Biran çocukluğuma gittim. O güzel yılları hatırladım. 23 Nisan Bayramı hazırlığına bir hafta öncesinden başlayarak hazırlandığımız günler geldi gözümün önüne.
Tahta sıralarda 3 kişi otururduk. Boyumuzdan yüksekte olan sıralarda…
Kara tahta, tebeşir ve odun sobası ile donatılmış sınıfımızın pencerelerine 23 Nisan süslemeleri yapardık. Türk Bayrakları, şifondan yapılmış süslemeler, balonlar…
Arkadaşlarımız arasında guruplara ayrılarak bazı arkadaşlarımız şiir okur, bazıları da Atatürk’ün hayatı ve 23 Nisan konulu müsamerelere hazırlanırlar, onu da sergilerdiler.
Okulun bando takım eşliğinde 23 Nisan kutlamalarını yapar, heyecanımızı kat be kat artırarak güzel günleri geride bırakarak bayram kutlaması yapardık.
Dün ise Türkiye eve kapandı. Sokağa çıkma yasağı vardı ülkede. Korana nedeniyle insanları zorunlu olarak evlerine hapsettiler! 23 Nisan Bayramını da ne çocuklarımız, ne de bizler heyecanla kutlayabildik. Sayılı günler çabuk geçer diyorlar ama bu korona virüsü illetinden kurtulmamız biraz uzun sürecek gibi.
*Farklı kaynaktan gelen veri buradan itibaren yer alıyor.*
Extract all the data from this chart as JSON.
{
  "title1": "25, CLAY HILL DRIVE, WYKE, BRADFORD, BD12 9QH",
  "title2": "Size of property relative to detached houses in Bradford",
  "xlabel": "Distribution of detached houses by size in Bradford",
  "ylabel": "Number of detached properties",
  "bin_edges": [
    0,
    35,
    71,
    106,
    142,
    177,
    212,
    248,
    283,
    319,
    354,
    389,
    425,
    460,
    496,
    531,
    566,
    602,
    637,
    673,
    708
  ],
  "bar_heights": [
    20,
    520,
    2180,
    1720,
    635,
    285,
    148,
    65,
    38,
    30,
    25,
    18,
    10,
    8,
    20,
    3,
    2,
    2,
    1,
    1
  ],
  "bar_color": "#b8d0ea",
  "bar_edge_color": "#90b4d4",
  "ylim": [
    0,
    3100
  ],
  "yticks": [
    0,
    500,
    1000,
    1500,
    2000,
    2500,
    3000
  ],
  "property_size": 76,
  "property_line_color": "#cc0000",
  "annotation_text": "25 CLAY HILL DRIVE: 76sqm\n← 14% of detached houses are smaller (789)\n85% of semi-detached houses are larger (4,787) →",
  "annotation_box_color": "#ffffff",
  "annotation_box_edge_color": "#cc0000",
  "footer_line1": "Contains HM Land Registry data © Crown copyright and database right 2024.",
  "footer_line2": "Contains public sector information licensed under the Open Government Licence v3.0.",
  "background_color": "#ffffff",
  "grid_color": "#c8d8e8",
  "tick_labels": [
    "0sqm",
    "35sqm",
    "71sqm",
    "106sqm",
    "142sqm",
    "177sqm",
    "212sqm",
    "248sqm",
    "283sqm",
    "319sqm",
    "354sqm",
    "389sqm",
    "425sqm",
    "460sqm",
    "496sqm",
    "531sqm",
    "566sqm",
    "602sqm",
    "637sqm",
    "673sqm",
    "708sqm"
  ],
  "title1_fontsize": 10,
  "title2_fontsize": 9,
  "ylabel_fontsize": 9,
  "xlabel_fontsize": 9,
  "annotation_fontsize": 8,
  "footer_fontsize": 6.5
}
Dün 23 Nisan Bayram günü müydü? Yoksa sıradan bir gün müydü? İnanın sıradan bir gündü. Hiç heyecan duyulmadan, insanların evine kapanarak dışarı çıkmadığı ortamda sadece sosyal medya üzerinden bayram kutlaması yapıldı. Mesaj yoluyla da kutlamalar pekiştirildi.
Ramazan ayında olmamız nedeniyle de 23 Nisan’ın eve kapanılması ikinci bir buruk bayram kutlamasına neden oldu.
Cumhuriyetimizin kurucusu Ulu Önder Gazi Mustafa Kemal Atatürk’ü ve aziz şehitleri bu vatanın kurtarılmasında gösterdikleri gayretler nedeniyle ve bizlere bu Cumhuriyeti armağan etmeleri sebebiyle bir kez daha hayır duaları ile anıyoruz, mekanları cennet olsun diyoruz.
Ümit ederim ki önümüzdeki süreçte daha güzel 23 Nisan Bayramını kutlarız. Bayramınız kutlu olsun.